After reading the first chapter of A People’s History of the United States, to say I am eager to keep reading and learning from this book would be an understatement. I loved how authentic the entire section felt, explaining the beginning of the discovery of the Americas without sugarcoating any details, widening my perspective on everything I was previously taught about Columbus and the early world explorers. I found many details astonishing and almost unbelievable, and found myself angry and disappointed in past textbooks, articles, and lectures that left this kind of information out to fit the mold of traditional history lessons. I believe all history textbooks should take notes from this book- not only because they need to update their lessons and details, but also to adapt their way of relaying the information. Instead of boring, monotonous facts we have all heard before, this was descriptive, fresh, and much more relevant, which helped establish a greater connection to its readers.
I also enjoyed reading the small excerpts written by the people of that time period, giving the reader a firsthand look into what was really going on at the time, and the writer’s opinions on it. I liked how it broke up the actual author’s text, adding evidence and proof to support their claim. I found Las Casas’ accounts of the way the Spaniards treated the Indians very compelling, especially when he said, “My eyes have seen these acts so foreign to human nature, and now I tremble as I write” (7). It inspired me to begin writing in a journal again, because who knows what history books will want in 100 years!
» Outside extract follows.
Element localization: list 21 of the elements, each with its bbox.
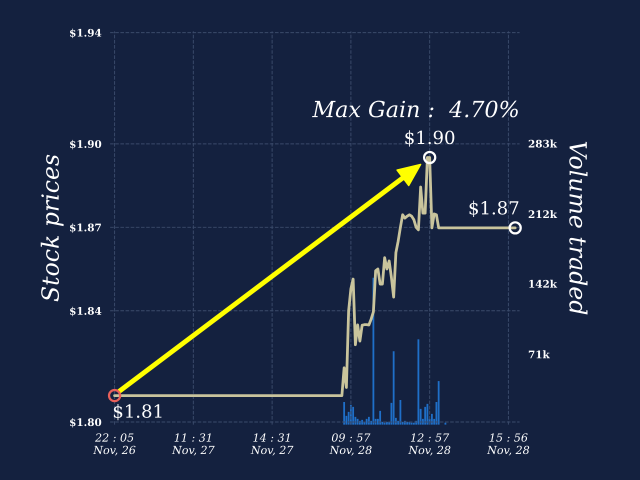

Finally, I could not help thinking about the comparisons between the conquerors and the people of today. Although the world has changed considerably since 1492, primal human instincts are still the same- people desire things that are valuable to assert their dominance, and will stop at nothing to procure these things. Instead of valuable gold and land, they are pay checks and houses. People yearn for status, power, and wealth, and I don’t know if that will ever change, or what that will look like in the future.